Question on Lost Shoes

I was reading a book last night where it mentioned a horse throwing a shoe in a race, and that got me thinking. Do they have a magnetic track sweeper or something they run over the track between races and every so often during morning training? I can just imagine a horse in the next race stepping on the lost shoe just right, or flipping it up to smack yet another horse. Long shot, but it has to have happened if they’re floating around out there. Does losing a shoe happen often enough that there is some shoe retrieval protocol, or is it just tough luck if your horse finds the previous race’s lost shoe?

At harness tracks, it’s usually easy to see them and the guys who are dragging or watering the track will stop, pick them up, and bring them to the paddock. If a shoe is thrown in the morning a driver might pick it up on the “fly” (bring the horse to a walk), track maintenance might pick it up as they’re dragging, or a groom might have to take a walk to find it.

When I was at Suffolk, I was standing in my favorite spot (right down at the corner of the rail and the walkout from the paddock, as close to even with the wire as I could get) and I found a shoe up against the chain-link fence keeping people back from the actual rail. It’s still got a couple nails and that slight torque from coming off by accident. So it either got thrown a long way, or kicked off to the side when they were harrowing the track.

Since they run in aluminum shoes (usually with very little steel in the nails or in a wear plate), I don’t think a magnet would do much.
It’s an interesting question that I hadn’t thought of. Brings this to mind: https://sphotos-a.xx.fbcdn.net/hphotos-ash3/543820_179192625566552_1062211739_n.jpg
Hopefully a thin aluminum shoe would not do so much damage.

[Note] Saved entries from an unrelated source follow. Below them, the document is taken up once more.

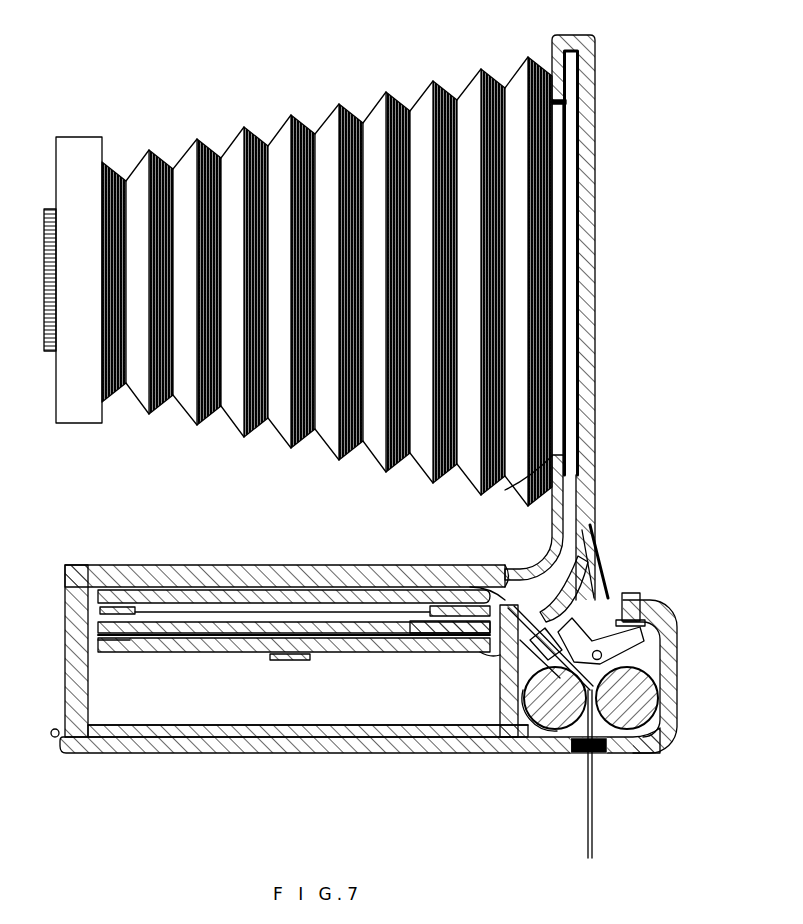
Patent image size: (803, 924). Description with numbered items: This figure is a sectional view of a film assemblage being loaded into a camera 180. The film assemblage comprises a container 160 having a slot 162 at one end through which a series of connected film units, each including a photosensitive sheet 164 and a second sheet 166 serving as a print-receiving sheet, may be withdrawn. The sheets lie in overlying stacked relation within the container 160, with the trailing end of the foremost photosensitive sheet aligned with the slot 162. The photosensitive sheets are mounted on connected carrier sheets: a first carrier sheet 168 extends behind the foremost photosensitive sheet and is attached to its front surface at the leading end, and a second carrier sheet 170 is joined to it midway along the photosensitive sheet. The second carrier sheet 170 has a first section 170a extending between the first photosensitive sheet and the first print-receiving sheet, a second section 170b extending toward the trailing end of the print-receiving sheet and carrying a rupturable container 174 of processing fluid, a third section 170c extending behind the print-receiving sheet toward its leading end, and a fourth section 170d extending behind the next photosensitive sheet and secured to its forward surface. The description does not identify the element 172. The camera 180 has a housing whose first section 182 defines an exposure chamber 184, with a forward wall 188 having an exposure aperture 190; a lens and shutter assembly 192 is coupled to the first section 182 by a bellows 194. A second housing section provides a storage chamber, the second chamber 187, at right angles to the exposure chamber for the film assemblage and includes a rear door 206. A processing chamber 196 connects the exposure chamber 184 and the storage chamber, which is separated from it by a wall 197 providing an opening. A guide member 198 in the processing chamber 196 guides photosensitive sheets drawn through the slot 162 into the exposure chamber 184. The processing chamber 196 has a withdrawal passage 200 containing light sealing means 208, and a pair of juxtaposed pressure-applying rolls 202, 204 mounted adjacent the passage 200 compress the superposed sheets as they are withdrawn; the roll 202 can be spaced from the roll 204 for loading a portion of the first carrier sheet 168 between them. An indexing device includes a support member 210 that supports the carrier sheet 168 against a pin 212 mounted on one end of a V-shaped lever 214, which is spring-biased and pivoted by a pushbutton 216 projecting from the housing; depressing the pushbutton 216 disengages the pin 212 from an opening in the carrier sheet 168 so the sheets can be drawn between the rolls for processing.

The container 160 is at (355, 664).
The slot 162 is at (513, 565).
The photosensitive sheet 164 is at (220, 620).
The second sheet 166 is at (299, 611).
The first carrier sheet 168 is at (594, 832).
The second carrier sheet 170 is at (330, 645).
The first section 170a is at (315, 606).
The second section 170b is at (397, 604).
The third section 170c is at (218, 654).
The fourth section 170d is at (150, 652).
The spacer plate 172 is at (175, 590).
The rupturable container 174 is at (455, 590).
The camera 180 is at (598, 713).
The first housing section 182 is at (561, 328).
The exposure chamber 184 is at (578, 375).
The second chamber 187 is at (245, 738).
The forward wall 188 is at (548, 100).
The exposure aperture 190 is at (566, 112).
The lens and shutter assembly 192 is at (92, 143).
The bellows 194 is at (260, 140).
The processing chamber 196 is at (598, 580).
The wall 197 is at (485, 660).
The guide member 198 is at (586, 553).
The withdrawal passage 200 is at (585, 755).
The pressure-applying roll 202 is at (555, 730).
The pressure-applying roll 204 is at (660, 735).
The rear door 206 is at (292, 754).
The light sealing means 208 is at (626, 748).
The support member 210 is at (520, 668).
The pin 212 is at (540, 682).
The V-shaped lever 214 is at (642, 636).
The pushbutton 216 is at (638, 598).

A horse that i brought to the races was vet scratched because he stepped on something on the track. He ended up with a puncture right above his coranary band. No one knows what did it . It was on his way to the starting gate

They harrow the track in the mornings about midway through training hours, and again before the races start. Then again between every race. There have been incidences where a thrown shoe has hit another horse/rider. But to answer your question, no, there is no special protocal or device to help retrieve them. Riders that spot them will let an outrider know where to look though.

I’ve picked up my share of shoes. boots, gloves and once a stopwatch on the track and all on the fly. Shoes, unless your own, got tossed into the chute into a box, wrecked stuff (usually bell and quarter boots) into another box and the good stuff went to the guard shack or race office to be claimed, and if it wasn’t, it was yours at the end of the meet. Flying shoes are dangerous - I got off lucky and only took a few on the shins and feet, but a friend of mine has a scar on his top lip where a nail caught and ripped the lip open.

As to the stopwatch I picked up, it ended up being mine since no one claimed it. Damned if it didnt last more than 25 years before its spring was sprung.

I’m reading Masters of the Turf by Edward Bowen, and in it, he says that it is believed that Hail to Reason’s badly fractured leg in a workout resulted from his stepping on a lost shoe from a former worker.

It would seem that someone could make something to sift the material and pull out the shoes similar to sifting dirt for gold?

I had one fracture a coffin bone. We believe he stepped on a shoe as there was one caught up in the harrows after that race. He won by 11 that day. … He came back three years later and won his only start then. And fractured the other coffin bone… He is happily retired on the owners farm.